At 08:49 PM 4/24/2011 -0700, John Kopala wrote:
>On Saturday, April 23, Pat Stoddard (WD9EWK) and I did some antenna testing in an attempt to answer 
>the questions about which is the best antenna for portable satellite operation.  We only tested the 
>antennas in receive mode to determine their relative gain.  Time constraints prevented us from 
>performing additional testing to determine if the transmitted output was consistent with the receive 
>gain of the antennas.  For the time being we will assume (and we all know the dangers of doing so) 
>that the transmit performance closely matches the receive performance.
>The antennas tested were an Arrow (3 x 7 elements), an ELK (4 elements), a PortaFox configured for 
>145/435 operation (4 elements), and a Home Brew 4 by 9 element "arrow" antenna.  The standard Arrow 
>antenna was the only antenna equipped with duplexer, but not the basic duplexer which is installed 
>in the handle.  We did not measure the insertion loss of the duplexer on the Arrow antenna, but this 
>was obviously not a significant factor in the overall performance.  A duplexer could still be 
>required depending upon the antenna chosen and the radio(s) to be used.
>Using the Arrow antenna as the reference antenna and 145.300 MHz as our test frequency, our 
>measurements indicated that the Arrow and the ELK antennas had identical gain.  The PortaFox antenna 
>showed 2db less gain than the Arrow and the ELK.  The Home Brew 4/9 element crossed yagi showed 2db 
>more gain than the Arrow and the ELK.
>On 435.300 MHz, the Arrow antenna had 2db more gain than the ELK and 8db more gain than the 
>PortaFox.  The Home Brew 4/9 element had 3db more gain than the Arrow.
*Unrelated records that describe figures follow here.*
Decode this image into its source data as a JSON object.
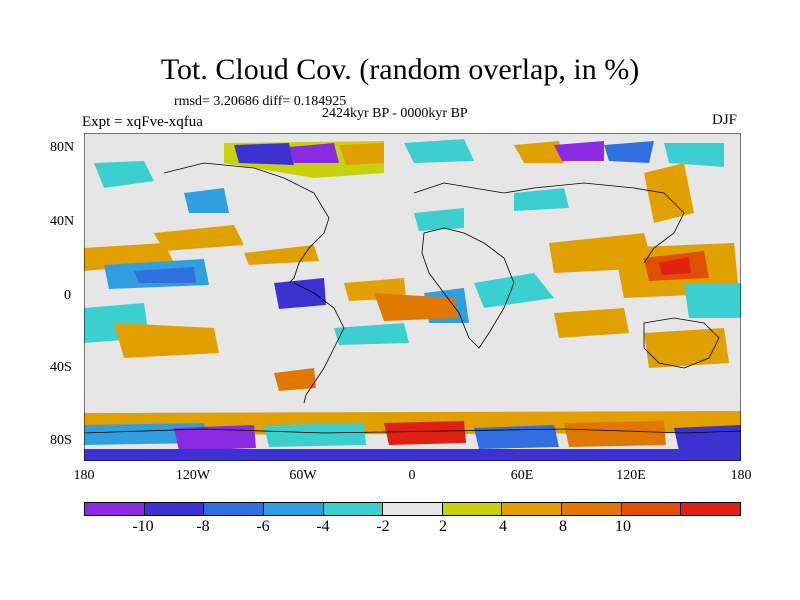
{
  "figure": {
    "title": "Tot. Cloud Cov. (random overlap, in %)",
    "stats": "rmsd= 3.20686 diff= 0.184925",
    "period": "2424kyr BP - 0000kyr BP",
    "experiment": "Expt = xqFve-xqfua",
    "season": "DJF"
  },
  "map": {
    "projection": "cylindrical-equidistant",
    "lon_range": [
      -180,
      180
    ],
    "lat_range": [
      -90,
      90
    ],
    "background_color": "#e6e6e6",
    "lat_ticks": [
      {
        "label": "80N",
        "value": 80
      },
      {
        "label": "40N",
        "value": 40
      },
      {
        "label": "0",
        "value": 0
      },
      {
        "label": "40S",
        "value": -40
      },
      {
        "label": "80S",
        "value": -80
      }
    ],
    "lon_ticks": [
      {
        "label": "180",
        "value": -180
      },
      {
        "label": "120W",
        "value": -120
      },
      {
        "label": "60W",
        "value": -60
      },
      {
        "label": "0",
        "value": 0
      },
      {
        "label": "60E",
        "value": 60
      },
      {
        "label": "120E",
        "value": 120
      },
      {
        "label": "180",
        "value": 180
      }
    ]
  },
  "colorbar": {
    "colors": [
      "#8a2be2",
      "#3c32d2",
      "#2f6fe0",
      "#2f9fe0",
      "#3ccfd0",
      "#e6e6e6",
      "#c8d20a",
      "#e0a000",
      "#e07800",
      "#e05000",
      "#e02010"
    ],
    "labels": [
      {
        "text": "-10",
        "value": -10
      },
      {
        "text": "-8",
        "value": -8
      },
      {
        "text": "-6",
        "value": -6
      },
      {
        "text": "-4",
        "value": -4
      },
      {
        "text": "-2",
        "value": -2
      },
      {
        "text": "2",
        "value": 2
      },
      {
        "text": "4",
        "value": 4
      },
      {
        "text": "8",
        "value": 8
      },
      {
        "text": "10",
        "value": 10
      }
    ]
  }
}
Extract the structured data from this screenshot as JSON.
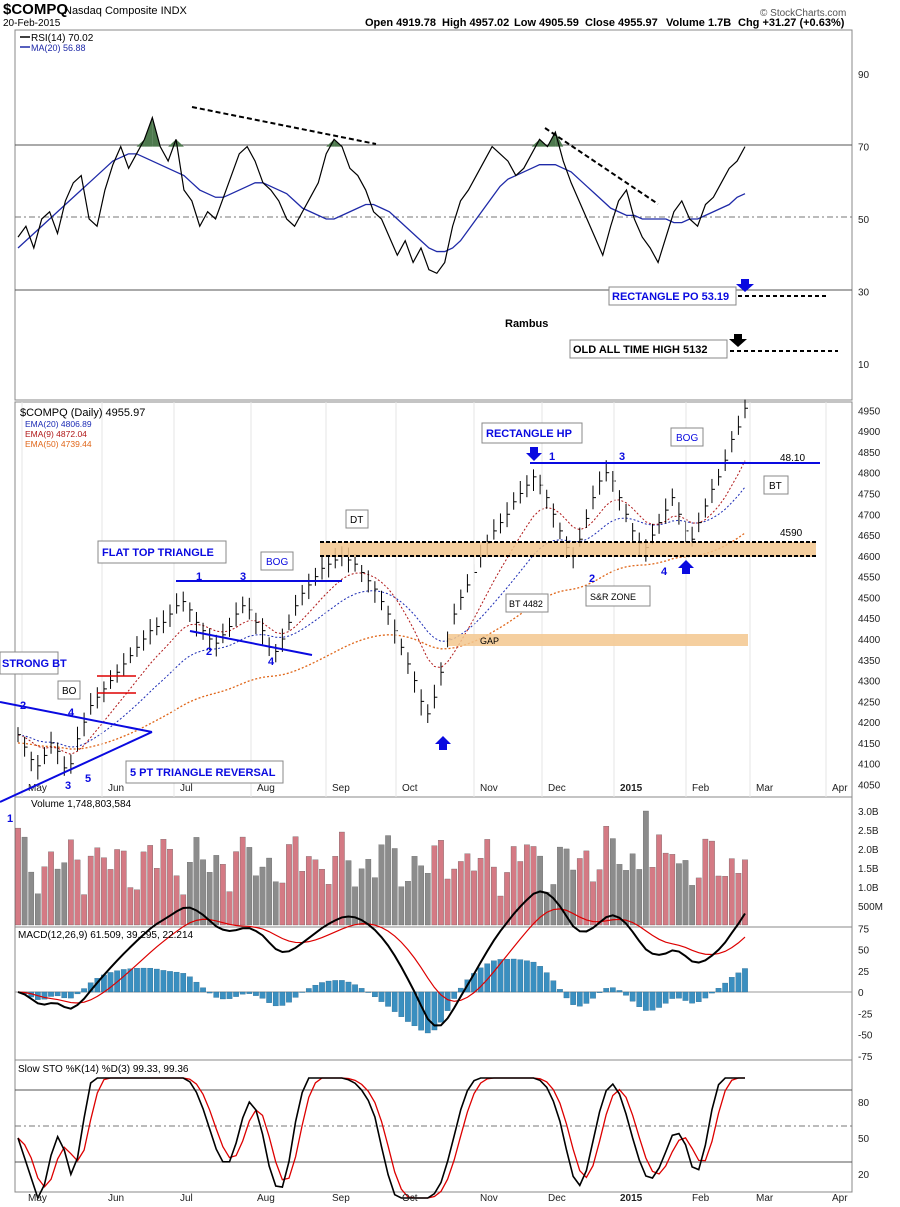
{
  "header": {
    "symbol": "$COMPQ",
    "name": "Nasdaq Composite INDX",
    "date": "20-Feb-2015",
    "open": "Open 4919.78",
    "high": "High 4957.02",
    "low": "Low 4905.59",
    "close": "Close 4955.97",
    "volume": "Volume 1.7B",
    "change": "Chg +31.27 (+0.63%)",
    "watermark": "© StockCharts.com"
  },
  "colors": {
    "rsi": "#000000",
    "rsi_ma": "#1f2aa8",
    "ema20": "#1b2bb5",
    "ema9": "#b01818",
    "ema50": "#e0671a",
    "vol_up": "#d47a84",
    "vol_dn": "#8c8c8c",
    "macd_hist": "#3a8fc0",
    "annot_blue": "#0a0ae0",
    "zone": "#f3c78e",
    "overbought_fill": "#4e7a4e"
  },
  "chart_data": [
    {
      "type": "line",
      "title": "RSI(14) 70.02",
      "series": [
        {
          "name": "RSI(14) 70.02",
          "values": [
            45,
            48,
            42,
            50,
            52,
            46,
            55,
            60,
            62,
            50,
            48,
            58,
            65,
            70,
            64,
            68,
            72,
            78,
            70,
            66,
            72,
            58,
            55,
            48,
            52,
            50,
            56,
            62,
            68,
            70,
            66,
            60,
            58,
            55,
            50,
            48,
            52,
            56,
            60,
            68,
            72,
            70,
            64,
            62,
            58,
            52,
            50,
            45,
            40,
            44,
            38,
            42,
            36,
            35,
            38,
            48,
            55,
            58,
            62,
            66,
            70,
            68,
            66,
            62,
            64,
            68,
            72,
            70,
            74,
            66,
            60,
            55,
            50,
            45,
            40,
            48,
            55,
            58,
            50,
            45,
            42,
            38,
            45,
            52,
            55,
            50,
            48,
            54,
            56,
            60,
            64,
            66,
            70
          ]
        },
        {
          "name": "MA(20) 56.88",
          "values": [
            42,
            44,
            46,
            48,
            50,
            52,
            54,
            56,
            58,
            60,
            62,
            64,
            66,
            67,
            68,
            68,
            67,
            66,
            65,
            64,
            63,
            62,
            60,
            58,
            57,
            56,
            56,
            57,
            58,
            59,
            60,
            60,
            59,
            58,
            57,
            55,
            53,
            52,
            51,
            50,
            50,
            51,
            52,
            53,
            54,
            54,
            53,
            52,
            50,
            48,
            46,
            44,
            42,
            41,
            41,
            42,
            44,
            47,
            50,
            53,
            56,
            59,
            61,
            62,
            63,
            64,
            65,
            65,
            65,
            64,
            63,
            61,
            59,
            57,
            55,
            53,
            52,
            51,
            51,
            50,
            50,
            50,
            50,
            49,
            49,
            50,
            50,
            51,
            52,
            53,
            54,
            56,
            57
          ]
        }
      ],
      "ylim": [
        0,
        100
      ],
      "yticks": [
        "90",
        "70",
        "50",
        "30",
        "10"
      ]
    },
    {
      "type": "line",
      "title": "$COMPQ (Daily) 4955.97",
      "series": [
        {
          "name": "EMA(20) 4806.89"
        },
        {
          "name": "EMA(9) 4872.04"
        },
        {
          "name": "EMA(50) 4739.44"
        }
      ],
      "ylim": [
        4020,
        4970
      ],
      "yticks": [
        "4950",
        "4900",
        "4850",
        "4800",
        "4750",
        "4700",
        "4650",
        "4600",
        "4550",
        "4500",
        "4450",
        "4400",
        "4350",
        "4300",
        "4250",
        "4200",
        "4150",
        "4100",
        "4050"
      ],
      "xticks": [
        "May",
        "Jun",
        "Jul",
        "Aug",
        "Sep",
        "Oct",
        "Nov",
        "Dec",
        "2015",
        "Feb",
        "Mar",
        "Apr"
      ]
    },
    {
      "type": "bar",
      "title": "Volume 1,748,803,584",
      "yticks": [
        "3.0B",
        "2.5B",
        "2.0B",
        "1.5B",
        "1.0B",
        "500M"
      ]
    },
    {
      "type": "line",
      "title": "MACD(12,26,9) 61.509, 39.295, 22.214",
      "yticks": [
        "75",
        "50",
        "25",
        "0",
        "-25",
        "-50",
        "-75"
      ]
    },
    {
      "type": "line",
      "title": "Slow STO %K(14) %D(3) 99.33, 99.36",
      "yticks": [
        "80",
        "50",
        "20"
      ]
    }
  ],
  "annotations": {
    "rambus": "Rambus",
    "rectangle_po": "RECTANGLE PO 53.19",
    "old_ath": "OLD ALL TIME HIGH 5132",
    "rectangle_hp": "RECTANGLE HP",
    "bog1": "BOG",
    "bog2": "BOG",
    "dt": "DT",
    "bo": "BO",
    "flat_top": "FLAT TOP TRIANGLE",
    "strong_bt": "STRONG BT",
    "five_pt": "5 PT TRIANGLE REVERSAL",
    "bt4482": "BT 4482",
    "sr_zone": "S&R ZONE",
    "bt": "BT",
    "gap": "GAP",
    "lvl_4810": "48.10",
    "lvl_4590": "4590",
    "n1a": "1",
    "n2a": "2",
    "n3a": "3",
    "n4a": "4",
    "n5a": "5",
    "n1b": "1",
    "n1c": "1",
    "n2c": "2",
    "n3c": "3",
    "n4c": "4",
    "n1d": "1",
    "n2d": "2",
    "n3d": "3",
    "n4d": "4"
  }
}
>Although the ELK antenna shows slightly less (2db) gain on 435.300 MHz, it does have one potential 
>advantage over the Arrow antenna.  With the ELK, transmit and receive are in the same plane.  With 
>any satellites that have linear polarized antennas, such as AO-27, SO-50, the ISS  and maybe SO-67, 
>a crossed yagis can maximize the performance on one band while minimizing it on the other.  That 
>does not mean the Arrow won't work, as has been demonstrated by the thousands of satellite QSO's 
>that are made on a regular basis using Arrow antennas.  It just means that when you rotate the 
>antenna to maximize the downlink signal, you may be significantly impacting you uplink signal 
>strength in marginal situations.
>Even though a satellite may have a circular polarized uplink and downlink, don't assume that the 
>orientation of your station antenna as horizontal, vertical, or something in between won't have a 
>significant effect on your signal strength.  My experience operating portable with my home brew 
>antenna has convinced me that my horizontally polarized Qagi should either be remounted vertically 
>polarized or replaced with a circular polarized antenna.  That is another ongoing project.
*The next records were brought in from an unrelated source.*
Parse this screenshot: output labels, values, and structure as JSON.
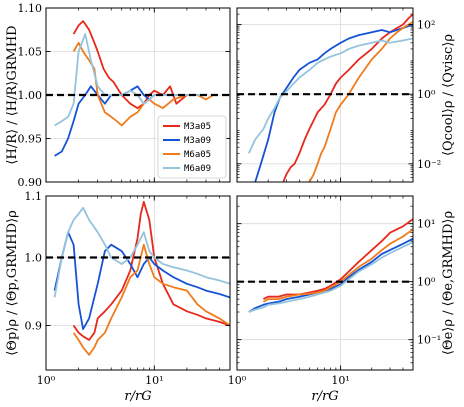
{
  "colors": {
    "M3a05": "#e8281b",
    "M3a09": "#1553d6",
    "M6a05": "#f07b1a",
    "M6a09": "#95c3dc",
    "reference": "#000000",
    "grid": "#d9d9d9"
  },
  "legend": {
    "placement": "lower-right",
    "panel": 0
  },
  "chart_data": [
    {
      "type": "line",
      "ylabel": "$\\langle H/R\\rangle / \\langle H/R\\rangle_{\\rm GRMHD}$",
      "ylabel_text": "⟨H/R⟩ / ⟨H/R⟩GRMHD",
      "xlabel": "",
      "xscale": "log",
      "yscale": "linear",
      "xlim": [
        1,
        50
      ],
      "ylim": [
        0.9,
        1.1
      ],
      "xticks": [
        1,
        10
      ],
      "xtick_labels": [
        "",
        ""
      ],
      "yticks": [
        0.9,
        0.95,
        1.0,
        1.05,
        1.1
      ],
      "ytick_labels": [
        "0.90",
        "0.95",
        "1.00",
        "1.05",
        "1.10"
      ],
      "yaxis_side": "left",
      "reference_line": 1.0,
      "grid": true,
      "series": [
        {
          "name": "M3a05",
          "x": [
            1.8,
            2,
            2.2,
            2.5,
            2.8,
            3,
            3.4,
            3.8,
            4.2,
            5,
            6,
            7,
            8,
            9,
            10,
            12,
            14,
            16,
            20,
            25,
            30
          ],
          "y": [
            1.07,
            1.08,
            1.085,
            1.075,
            1.06,
            1.05,
            1.03,
            1.02,
            1.015,
            1.0,
            0.99,
            0.985,
            0.99,
            1.0,
            1.005,
            1.0,
            1.01,
            0.99,
            1.0,
            1.0,
            1.0
          ]
        },
        {
          "name": "M3a09",
          "x": [
            1.2,
            1.4,
            1.6,
            1.8,
            2,
            2.3,
            2.6,
            3,
            3.5,
            4,
            5,
            6,
            7,
            8,
            9,
            10,
            12,
            15,
            20,
            25,
            30
          ],
          "y": [
            0.93,
            0.935,
            0.95,
            0.97,
            0.99,
            1.0,
            1.01,
            1.0,
            0.99,
            1.0,
            1.0,
            1.005,
            1.01,
            1.0,
            0.995,
            1.0,
            1.0,
            1.0,
            1.0,
            1.0,
            1.0
          ]
        },
        {
          "name": "M6a05",
          "x": [
            1.8,
            2,
            2.2,
            2.5,
            2.8,
            3,
            3.5,
            4,
            4.5,
            5,
            6,
            7,
            8,
            9,
            10,
            12,
            15,
            20,
            25,
            30,
            35
          ],
          "y": [
            1.05,
            1.06,
            1.05,
            1.04,
            1.03,
            1.0,
            0.98,
            0.975,
            0.97,
            0.965,
            0.975,
            0.98,
            0.99,
            0.995,
            0.99,
            0.985,
            0.995,
            1.0,
            1.0,
            0.995,
            1.0
          ]
        },
        {
          "name": "M6a09",
          "x": [
            1.2,
            1.4,
            1.6,
            1.8,
            2,
            2.3,
            2.6,
            3,
            3.5,
            4,
            5,
            6,
            7,
            8,
            9,
            10,
            12,
            15,
            20,
            25,
            30
          ],
          "y": [
            0.965,
            0.97,
            0.975,
            0.99,
            1.05,
            1.07,
            1.04,
            1.01,
            1.0,
            1.0,
            1.0,
            1.005,
            1.0,
            0.99,
            0.995,
            1.0,
            1.0,
            1.0,
            1.0,
            1.0,
            1.0
          ]
        }
      ]
    },
    {
      "type": "line",
      "ylabel": "$\\langle Q_{\\rm cool}\\rangle_\\rho / \\langle Q_{\\rm visc}\\rangle_\\rho$",
      "ylabel_text": "⟨Qcool⟩ρ / ⟨Qvisc⟩ρ",
      "xlabel": "",
      "xscale": "log",
      "yscale": "log",
      "xlim": [
        1,
        50
      ],
      "ylim": [
        0.003,
        300
      ],
      "xticks": [
        1,
        10
      ],
      "xtick_labels": [
        "",
        ""
      ],
      "yticks": [
        0.01,
        1,
        100
      ],
      "ytick_labels": [
        "10⁻²",
        "10⁰",
        "10²"
      ],
      "yaxis_side": "right",
      "reference_line": 1.0,
      "grid": true,
      "series": [
        {
          "name": "M3a05",
          "x": [
            2.8,
            3,
            3.3,
            3.6,
            4,
            4.5,
            5,
            6,
            7,
            8,
            9,
            10,
            12,
            15,
            20,
            25,
            30,
            35,
            40,
            45,
            50
          ],
          "y": [
            0.003,
            0.005,
            0.008,
            0.01,
            0.02,
            0.05,
            0.1,
            0.3,
            0.5,
            1,
            2,
            3,
            5,
            10,
            20,
            40,
            60,
            80,
            100,
            150,
            200
          ]
        },
        {
          "name": "M3a09",
          "x": [
            1.5,
            1.7,
            2,
            2.3,
            2.6,
            3,
            3.5,
            4,
            5,
            6,
            7,
            8,
            10,
            12,
            15,
            20,
            25,
            30,
            40,
            50
          ],
          "y": [
            0.003,
            0.01,
            0.05,
            0.3,
            0.8,
            1.5,
            3,
            5,
            8,
            10,
            15,
            20,
            30,
            40,
            50,
            60,
            70,
            60,
            80,
            100
          ]
        },
        {
          "name": "M6a05",
          "x": [
            5,
            5.5,
            6,
            6.5,
            7,
            8,
            9,
            10,
            12,
            15,
            20,
            25,
            30,
            35,
            40,
            45,
            50
          ],
          "y": [
            0.003,
            0.005,
            0.01,
            0.02,
            0.03,
            0.1,
            0.3,
            0.5,
            1,
            3,
            10,
            20,
            40,
            60,
            80,
            100,
            120
          ]
        },
        {
          "name": "M6a09",
          "x": [
            1.3,
            1.5,
            1.8,
            2,
            2.3,
            2.6,
            3,
            3.5,
            4,
            5,
            6,
            7,
            8,
            10,
            12,
            15,
            20,
            25,
            30,
            40,
            50
          ],
          "y": [
            0.02,
            0.05,
            0.1,
            0.2,
            0.4,
            0.8,
            1.2,
            2,
            3,
            5,
            8,
            10,
            12,
            15,
            20,
            25,
            30,
            35,
            30,
            35,
            40
          ]
        }
      ]
    },
    {
      "type": "line",
      "ylabel": "$\\langle\\Theta_p\\rangle_\\rho / \\langle\\Theta_{p,\\rm GRMHD}\\rangle_\\rho$",
      "ylabel_text": "⟨Θp⟩ρ / ⟨Θp,GRMHD⟩ρ",
      "xlabel": "$r/r_{\\rm G}$",
      "xlabel_text": "r/rG",
      "xscale": "log",
      "yscale": "log",
      "xlim": [
        1,
        50
      ],
      "ylim": [
        0.84,
        1.1
      ],
      "xticks": [
        1,
        10
      ],
      "xtick_labels": [
        "10⁰",
        "10¹"
      ],
      "yticks": [
        0.9,
        1.0,
        1.1
      ],
      "ytick_labels": [
        "0.9",
        "1.0",
        "1.1"
      ],
      "yaxis_side": "left",
      "reference_line": 1.0,
      "grid": true,
      "series": [
        {
          "name": "M3a05",
          "x": [
            1.8,
            2,
            2.2,
            2.5,
            2.8,
            3,
            3.5,
            4,
            5,
            6,
            7,
            7.5,
            8,
            9,
            10,
            12,
            15,
            20,
            25,
            30,
            40,
            50
          ],
          "y": [
            0.9,
            0.89,
            0.885,
            0.88,
            0.89,
            0.91,
            0.92,
            0.93,
            0.95,
            0.98,
            1.03,
            1.07,
            1.09,
            1.06,
            1.0,
            0.96,
            0.93,
            0.92,
            0.915,
            0.91,
            0.905,
            0.9
          ]
        },
        {
          "name": "M3a09",
          "x": [
            1.2,
            1.4,
            1.6,
            1.8,
            2,
            2.2,
            2.5,
            3,
            3.5,
            4,
            5,
            6,
            7,
            8,
            9,
            10,
            12,
            15,
            20,
            25,
            30,
            40,
            50
          ],
          "y": [
            0.95,
            1.0,
            1.04,
            1.02,
            0.93,
            0.895,
            0.91,
            0.96,
            1.01,
            1.02,
            1.01,
            0.99,
            0.97,
            0.99,
            1.0,
            0.99,
            0.98,
            0.97,
            0.96,
            0.955,
            0.95,
            0.945,
            0.94
          ]
        },
        {
          "name": "M6a05",
          "x": [
            1.8,
            2,
            2.2,
            2.5,
            2.8,
            3,
            3.5,
            4,
            5,
            6,
            7,
            8,
            9,
            10,
            12,
            15,
            20,
            25,
            30,
            40,
            50
          ],
          "y": [
            0.89,
            0.88,
            0.87,
            0.86,
            0.87,
            0.88,
            0.89,
            0.91,
            0.94,
            0.97,
            0.98,
            1.02,
            0.99,
            0.97,
            0.96,
            0.955,
            0.95,
            0.93,
            0.92,
            0.91,
            0.9
          ]
        },
        {
          "name": "M6a09",
          "x": [
            1.2,
            1.4,
            1.6,
            1.8,
            2,
            2.2,
            2.5,
            3,
            3.5,
            4,
            5,
            6,
            7,
            8,
            9,
            10,
            12,
            15,
            20,
            25,
            30,
            40,
            50
          ],
          "y": [
            0.94,
            1.0,
            1.04,
            1.06,
            1.07,
            1.08,
            1.06,
            1.04,
            1.02,
            1.0,
            0.99,
            1.0,
            1.02,
            1.04,
            1.01,
            1.0,
            0.99,
            0.985,
            0.98,
            0.975,
            0.97,
            0.965,
            0.96
          ]
        }
      ]
    },
    {
      "type": "line",
      "ylabel": "$\\langle\\Theta_e\\rangle_\\rho / \\langle\\Theta_{e,\\rm GRMHD}\\rangle_\\rho$",
      "ylabel_text": "⟨Θe⟩ρ / ⟨Θe,GRMHD⟩ρ",
      "xlabel": "$r/r_{\\rm G}$",
      "xlabel_text": "r/rG",
      "xscale": "log",
      "yscale": "log",
      "xlim": [
        1,
        50
      ],
      "ylim": [
        0.03,
        30
      ],
      "xticks": [
        1,
        10
      ],
      "xtick_labels": [
        "10⁰",
        "10¹"
      ],
      "yticks": [
        0.1,
        1,
        10
      ],
      "ytick_labels": [
        "10⁻¹",
        "10⁰",
        "10¹"
      ],
      "yaxis_side": "right",
      "reference_line": 1.0,
      "grid": true,
      "series": [
        {
          "name": "M3a05",
          "x": [
            1.8,
            2,
            2.5,
            3,
            4,
            5,
            6,
            7,
            8,
            10,
            12,
            15,
            20,
            25,
            30,
            40,
            50
          ],
          "y": [
            0.5,
            0.55,
            0.55,
            0.6,
            0.6,
            0.65,
            0.7,
            0.75,
            0.85,
            1.1,
            1.5,
            2.2,
            3.5,
            5,
            7,
            9,
            12
          ]
        },
        {
          "name": "M3a09",
          "x": [
            1.3,
            1.5,
            1.8,
            2,
            2.5,
            3,
            4,
            5,
            6,
            7,
            8,
            10,
            12,
            15,
            20,
            25,
            30,
            40,
            50
          ],
          "y": [
            0.3,
            0.35,
            0.4,
            0.42,
            0.45,
            0.5,
            0.55,
            0.6,
            0.65,
            0.7,
            0.75,
            0.9,
            1.2,
            1.6,
            2.2,
            3,
            3.5,
            4.5,
            5.5
          ]
        },
        {
          "name": "M6a05",
          "x": [
            1.8,
            2,
            2.5,
            3,
            4,
            5,
            6,
            7,
            8,
            10,
            12,
            15,
            20,
            25,
            30,
            40,
            50
          ],
          "y": [
            0.45,
            0.5,
            0.5,
            0.55,
            0.6,
            0.62,
            0.65,
            0.7,
            0.8,
            1.0,
            1.3,
            1.8,
            2.5,
            3.5,
            4.5,
            6,
            8
          ]
        },
        {
          "name": "M6a09",
          "x": [
            1.3,
            1.5,
            1.8,
            2,
            2.5,
            3,
            4,
            5,
            6,
            7,
            8,
            10,
            12,
            15,
            20,
            25,
            30,
            40,
            50
          ],
          "y": [
            0.3,
            0.33,
            0.36,
            0.4,
            0.42,
            0.45,
            0.5,
            0.55,
            0.6,
            0.65,
            0.7,
            0.85,
            1.1,
            1.5,
            2.0,
            2.6,
            3.1,
            4,
            4.8
          ]
        }
      ]
    }
  ]
}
>In summary, unless you plan to build your own, the performance of the Arrow crossed yagi antenna and 
>the ELK log periodic antennas are very comparable and should provide lots of solid satellite contacts.
>The overall results reflect the adage that bigger is better, but along with more gain, you also get 
>a more bulky antenna that is harder to handle.  The home brew crossed yagi I built for portable 
>operation is tripod mounted, can be rotated on its axis, and disassembles for storage in a roll up 
>case.  But because of its size, it would be very tiring to attempt to use it hand held for an 
>extended period of time.  Pictures of the home brew crossed yagi antenna are on my QRZ page.
>John Kopala
>Sent via AMSAT-BB at amsat.org. Opinions expressed are those of the author.